On croit aujourd’hui un peu partout que l’ascension de la Chine influera sur l’avenir du monde parce que sa croissance économique extrêmement rapide se poursuivra – même si elle finira par être moindre –, ce qui se traduira par une influence toujours plus grande dans les affaires de la région et du monde, et par le développement des forces armées chinoises. Ces perspectives sont assurément cohérentes avec les performances économiques réalisées par la Chine depuis la mort de Mao, en septembre 1976. Son économie a commencé à croître rapidement dans les années 1980 ; depuis lors, les récessions n’ont été ni longues ni graves ; et, même aujourd’hui, on ne voit aucun signe de ralentissement, après plus de trente années d’expansion économique accélérée. Les hausses récentes du produit intérieur brut ont dépassé les 9 % par an – soit deux fois le taux de croissance maximal de l’économie américaine et presque trois fois le taux correspondant des économies européennes les plus développées –, si on laisse de côté les taux de croissance médiocres obtenus depuis la crise de 2007.

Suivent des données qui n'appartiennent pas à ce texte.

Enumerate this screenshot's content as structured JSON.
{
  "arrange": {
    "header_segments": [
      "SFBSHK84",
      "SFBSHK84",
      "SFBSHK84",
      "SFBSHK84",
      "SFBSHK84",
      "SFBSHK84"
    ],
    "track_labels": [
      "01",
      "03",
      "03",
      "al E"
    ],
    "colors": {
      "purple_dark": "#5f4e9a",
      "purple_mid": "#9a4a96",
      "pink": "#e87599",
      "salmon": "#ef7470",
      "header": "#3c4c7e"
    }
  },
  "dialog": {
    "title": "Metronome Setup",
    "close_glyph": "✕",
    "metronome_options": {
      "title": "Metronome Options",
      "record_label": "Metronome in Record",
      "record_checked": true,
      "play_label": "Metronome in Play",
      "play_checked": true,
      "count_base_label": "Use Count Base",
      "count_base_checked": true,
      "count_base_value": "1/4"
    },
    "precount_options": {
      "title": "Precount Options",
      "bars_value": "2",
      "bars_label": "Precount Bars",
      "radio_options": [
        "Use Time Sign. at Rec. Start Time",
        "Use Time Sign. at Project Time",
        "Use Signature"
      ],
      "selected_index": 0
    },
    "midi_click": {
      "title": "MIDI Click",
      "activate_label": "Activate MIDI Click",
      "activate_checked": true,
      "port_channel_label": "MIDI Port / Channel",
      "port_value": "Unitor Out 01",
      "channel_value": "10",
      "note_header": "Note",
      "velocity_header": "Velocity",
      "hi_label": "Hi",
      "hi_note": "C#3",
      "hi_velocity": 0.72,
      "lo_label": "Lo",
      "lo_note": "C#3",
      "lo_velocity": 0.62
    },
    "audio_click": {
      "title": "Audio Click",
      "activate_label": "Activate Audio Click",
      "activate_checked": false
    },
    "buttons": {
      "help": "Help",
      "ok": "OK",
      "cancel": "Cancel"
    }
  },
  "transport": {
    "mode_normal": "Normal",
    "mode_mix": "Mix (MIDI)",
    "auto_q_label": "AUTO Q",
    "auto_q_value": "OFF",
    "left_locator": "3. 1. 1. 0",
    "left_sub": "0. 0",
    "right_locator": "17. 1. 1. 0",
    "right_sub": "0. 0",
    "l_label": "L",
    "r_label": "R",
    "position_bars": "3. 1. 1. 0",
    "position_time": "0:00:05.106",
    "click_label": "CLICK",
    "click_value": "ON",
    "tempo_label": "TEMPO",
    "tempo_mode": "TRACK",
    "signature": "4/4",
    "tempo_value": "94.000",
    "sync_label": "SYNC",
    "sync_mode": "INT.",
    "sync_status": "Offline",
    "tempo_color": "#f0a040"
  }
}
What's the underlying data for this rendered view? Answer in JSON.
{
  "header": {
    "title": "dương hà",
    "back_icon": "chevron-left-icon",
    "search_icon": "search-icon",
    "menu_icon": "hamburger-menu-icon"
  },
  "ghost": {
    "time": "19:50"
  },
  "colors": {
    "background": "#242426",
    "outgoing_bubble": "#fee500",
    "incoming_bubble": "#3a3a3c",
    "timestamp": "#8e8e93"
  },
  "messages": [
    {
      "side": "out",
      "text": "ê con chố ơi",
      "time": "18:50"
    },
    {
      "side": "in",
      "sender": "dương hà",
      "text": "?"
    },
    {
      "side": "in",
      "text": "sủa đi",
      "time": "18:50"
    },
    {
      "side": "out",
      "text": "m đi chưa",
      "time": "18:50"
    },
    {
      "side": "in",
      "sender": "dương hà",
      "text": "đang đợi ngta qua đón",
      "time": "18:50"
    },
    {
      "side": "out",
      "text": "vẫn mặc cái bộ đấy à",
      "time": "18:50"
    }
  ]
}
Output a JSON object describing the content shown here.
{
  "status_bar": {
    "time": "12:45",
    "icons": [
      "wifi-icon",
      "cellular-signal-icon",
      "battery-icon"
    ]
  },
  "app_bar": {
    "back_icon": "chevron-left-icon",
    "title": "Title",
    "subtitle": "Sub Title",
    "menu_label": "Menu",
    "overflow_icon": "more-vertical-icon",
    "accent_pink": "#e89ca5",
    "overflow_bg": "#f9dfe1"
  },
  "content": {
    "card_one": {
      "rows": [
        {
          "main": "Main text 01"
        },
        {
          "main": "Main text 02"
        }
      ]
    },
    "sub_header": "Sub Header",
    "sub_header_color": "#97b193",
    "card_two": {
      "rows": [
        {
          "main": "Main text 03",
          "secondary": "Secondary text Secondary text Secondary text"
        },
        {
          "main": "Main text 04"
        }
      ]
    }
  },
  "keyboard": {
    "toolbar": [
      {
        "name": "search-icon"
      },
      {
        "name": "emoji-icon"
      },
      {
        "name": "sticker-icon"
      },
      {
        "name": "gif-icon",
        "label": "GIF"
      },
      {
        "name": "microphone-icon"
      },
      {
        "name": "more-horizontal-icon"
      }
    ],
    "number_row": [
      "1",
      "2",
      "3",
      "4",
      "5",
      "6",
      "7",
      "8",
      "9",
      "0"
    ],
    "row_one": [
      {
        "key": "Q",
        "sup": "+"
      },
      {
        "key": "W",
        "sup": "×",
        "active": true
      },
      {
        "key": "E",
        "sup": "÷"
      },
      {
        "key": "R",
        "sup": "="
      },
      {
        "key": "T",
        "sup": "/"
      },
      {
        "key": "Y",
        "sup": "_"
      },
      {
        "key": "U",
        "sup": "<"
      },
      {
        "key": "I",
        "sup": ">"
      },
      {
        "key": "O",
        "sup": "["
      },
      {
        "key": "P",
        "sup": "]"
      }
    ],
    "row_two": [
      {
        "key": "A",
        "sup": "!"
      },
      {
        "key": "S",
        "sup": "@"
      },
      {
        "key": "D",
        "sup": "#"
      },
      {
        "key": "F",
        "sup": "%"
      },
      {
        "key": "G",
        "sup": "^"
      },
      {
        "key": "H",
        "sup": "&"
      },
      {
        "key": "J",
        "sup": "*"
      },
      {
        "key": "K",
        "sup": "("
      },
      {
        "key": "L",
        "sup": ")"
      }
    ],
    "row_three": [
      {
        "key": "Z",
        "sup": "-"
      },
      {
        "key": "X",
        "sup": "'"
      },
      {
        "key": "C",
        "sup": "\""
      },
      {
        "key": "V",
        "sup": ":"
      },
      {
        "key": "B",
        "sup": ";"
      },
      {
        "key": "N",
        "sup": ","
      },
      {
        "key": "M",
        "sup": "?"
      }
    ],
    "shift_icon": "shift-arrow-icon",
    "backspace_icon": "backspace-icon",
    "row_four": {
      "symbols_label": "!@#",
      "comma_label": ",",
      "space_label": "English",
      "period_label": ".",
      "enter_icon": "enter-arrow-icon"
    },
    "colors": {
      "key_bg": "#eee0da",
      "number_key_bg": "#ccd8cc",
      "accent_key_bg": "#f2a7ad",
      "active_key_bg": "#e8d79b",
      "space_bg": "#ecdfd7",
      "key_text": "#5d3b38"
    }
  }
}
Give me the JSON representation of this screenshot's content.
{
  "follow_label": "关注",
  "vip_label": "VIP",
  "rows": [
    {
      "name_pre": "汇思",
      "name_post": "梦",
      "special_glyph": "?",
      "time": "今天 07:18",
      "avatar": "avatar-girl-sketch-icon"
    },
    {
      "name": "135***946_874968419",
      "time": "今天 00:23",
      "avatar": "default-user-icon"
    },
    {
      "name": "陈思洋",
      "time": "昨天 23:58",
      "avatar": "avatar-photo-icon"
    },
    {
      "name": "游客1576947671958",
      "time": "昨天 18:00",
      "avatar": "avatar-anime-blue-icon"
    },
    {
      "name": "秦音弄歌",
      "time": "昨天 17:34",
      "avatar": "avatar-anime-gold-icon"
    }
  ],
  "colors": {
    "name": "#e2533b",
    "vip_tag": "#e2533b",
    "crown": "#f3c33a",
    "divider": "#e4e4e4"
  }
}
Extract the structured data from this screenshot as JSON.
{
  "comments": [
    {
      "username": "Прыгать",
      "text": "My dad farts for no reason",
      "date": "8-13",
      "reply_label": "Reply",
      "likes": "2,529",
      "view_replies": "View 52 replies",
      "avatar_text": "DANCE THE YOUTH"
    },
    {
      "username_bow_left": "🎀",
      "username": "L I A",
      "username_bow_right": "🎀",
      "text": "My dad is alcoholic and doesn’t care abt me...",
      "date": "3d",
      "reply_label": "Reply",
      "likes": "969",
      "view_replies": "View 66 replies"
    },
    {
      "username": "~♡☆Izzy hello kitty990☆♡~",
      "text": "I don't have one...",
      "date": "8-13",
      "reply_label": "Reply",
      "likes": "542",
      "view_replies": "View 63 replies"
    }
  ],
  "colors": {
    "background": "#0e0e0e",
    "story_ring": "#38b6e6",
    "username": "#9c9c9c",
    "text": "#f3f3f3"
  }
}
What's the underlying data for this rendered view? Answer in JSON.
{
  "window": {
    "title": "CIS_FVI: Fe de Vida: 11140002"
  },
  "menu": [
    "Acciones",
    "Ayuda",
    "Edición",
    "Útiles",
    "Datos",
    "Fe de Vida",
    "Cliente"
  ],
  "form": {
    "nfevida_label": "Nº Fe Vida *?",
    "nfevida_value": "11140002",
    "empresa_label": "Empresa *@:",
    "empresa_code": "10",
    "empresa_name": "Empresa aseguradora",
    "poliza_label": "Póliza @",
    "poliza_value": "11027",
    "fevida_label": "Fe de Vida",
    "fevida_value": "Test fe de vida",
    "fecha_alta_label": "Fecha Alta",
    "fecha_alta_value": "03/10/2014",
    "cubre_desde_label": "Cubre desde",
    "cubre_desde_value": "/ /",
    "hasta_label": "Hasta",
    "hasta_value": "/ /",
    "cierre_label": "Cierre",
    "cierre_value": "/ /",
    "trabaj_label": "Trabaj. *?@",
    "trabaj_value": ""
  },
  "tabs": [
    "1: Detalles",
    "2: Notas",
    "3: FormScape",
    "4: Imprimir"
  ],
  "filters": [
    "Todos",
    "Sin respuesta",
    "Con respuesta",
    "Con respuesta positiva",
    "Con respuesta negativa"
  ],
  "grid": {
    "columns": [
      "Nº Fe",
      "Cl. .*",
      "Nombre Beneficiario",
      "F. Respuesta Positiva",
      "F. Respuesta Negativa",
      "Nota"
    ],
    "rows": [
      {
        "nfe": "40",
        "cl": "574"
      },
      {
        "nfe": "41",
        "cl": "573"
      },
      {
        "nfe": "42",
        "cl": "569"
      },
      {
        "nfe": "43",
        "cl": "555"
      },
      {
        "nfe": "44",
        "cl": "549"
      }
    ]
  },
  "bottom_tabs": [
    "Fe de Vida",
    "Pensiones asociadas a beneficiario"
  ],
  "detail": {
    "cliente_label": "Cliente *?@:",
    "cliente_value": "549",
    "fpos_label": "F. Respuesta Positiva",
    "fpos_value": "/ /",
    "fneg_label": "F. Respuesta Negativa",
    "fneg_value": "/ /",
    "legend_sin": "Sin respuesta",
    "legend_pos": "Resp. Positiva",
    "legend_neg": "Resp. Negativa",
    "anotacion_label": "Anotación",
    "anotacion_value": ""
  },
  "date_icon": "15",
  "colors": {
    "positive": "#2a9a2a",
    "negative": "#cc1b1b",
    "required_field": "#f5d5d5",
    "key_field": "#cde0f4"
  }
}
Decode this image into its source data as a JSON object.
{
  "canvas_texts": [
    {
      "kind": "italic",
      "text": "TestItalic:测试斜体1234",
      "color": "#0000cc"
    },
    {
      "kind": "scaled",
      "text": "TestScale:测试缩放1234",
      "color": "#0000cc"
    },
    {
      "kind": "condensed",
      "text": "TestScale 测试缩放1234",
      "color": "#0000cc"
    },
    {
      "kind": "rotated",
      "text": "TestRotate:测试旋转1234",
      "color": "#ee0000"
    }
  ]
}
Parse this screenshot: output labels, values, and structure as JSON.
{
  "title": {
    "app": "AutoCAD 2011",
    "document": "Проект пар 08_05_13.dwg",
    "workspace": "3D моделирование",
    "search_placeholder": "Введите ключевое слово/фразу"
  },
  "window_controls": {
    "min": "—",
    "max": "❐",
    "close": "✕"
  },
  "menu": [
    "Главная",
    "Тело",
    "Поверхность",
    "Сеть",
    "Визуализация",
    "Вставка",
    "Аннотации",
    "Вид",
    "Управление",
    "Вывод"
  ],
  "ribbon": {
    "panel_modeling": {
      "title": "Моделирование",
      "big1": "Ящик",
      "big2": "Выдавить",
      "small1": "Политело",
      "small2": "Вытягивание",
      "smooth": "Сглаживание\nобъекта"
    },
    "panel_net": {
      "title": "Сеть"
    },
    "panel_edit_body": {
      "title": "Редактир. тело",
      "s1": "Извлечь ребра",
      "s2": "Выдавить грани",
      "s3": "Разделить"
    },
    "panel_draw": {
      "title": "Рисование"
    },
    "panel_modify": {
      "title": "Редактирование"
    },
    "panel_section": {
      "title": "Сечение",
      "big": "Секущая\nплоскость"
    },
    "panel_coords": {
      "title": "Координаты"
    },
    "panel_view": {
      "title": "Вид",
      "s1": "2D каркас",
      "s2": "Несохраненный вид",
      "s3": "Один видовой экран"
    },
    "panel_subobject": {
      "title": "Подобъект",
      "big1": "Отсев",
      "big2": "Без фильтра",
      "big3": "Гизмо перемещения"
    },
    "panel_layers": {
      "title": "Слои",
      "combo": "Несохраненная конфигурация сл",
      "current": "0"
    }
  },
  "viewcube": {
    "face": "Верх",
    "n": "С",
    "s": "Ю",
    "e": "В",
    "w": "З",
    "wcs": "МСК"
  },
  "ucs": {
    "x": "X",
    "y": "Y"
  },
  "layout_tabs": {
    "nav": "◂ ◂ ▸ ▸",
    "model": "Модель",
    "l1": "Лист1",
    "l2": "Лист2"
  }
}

Il n’y a pas non plus de raison en soi pour que la croissance économique chinoise ralentisse dans un futur proche. Dans les campagnes, même dans les zones peu éloignées des grandes villes, nombreux sont encore les travailleurs sous-employés dans l’agriculture traditionnelle, dans le commerce de proximité et dans les services élémentaires aux personnes. Les ruraux pauvres trouvant de nouveaux emplois dans les usines, même de type manuel, dans la construction et dans les services modernes, leur productivité s’accroît fortement et, avec elle, le produit intérieur brut. À cela vient s’ajouter la croissance organique des secteurs économiques modernes, dont plusieurs demeurent hautement compétitifs et peuvent donc toujours se développer rapidement même si les marchés mondiaux croissent plus lentement.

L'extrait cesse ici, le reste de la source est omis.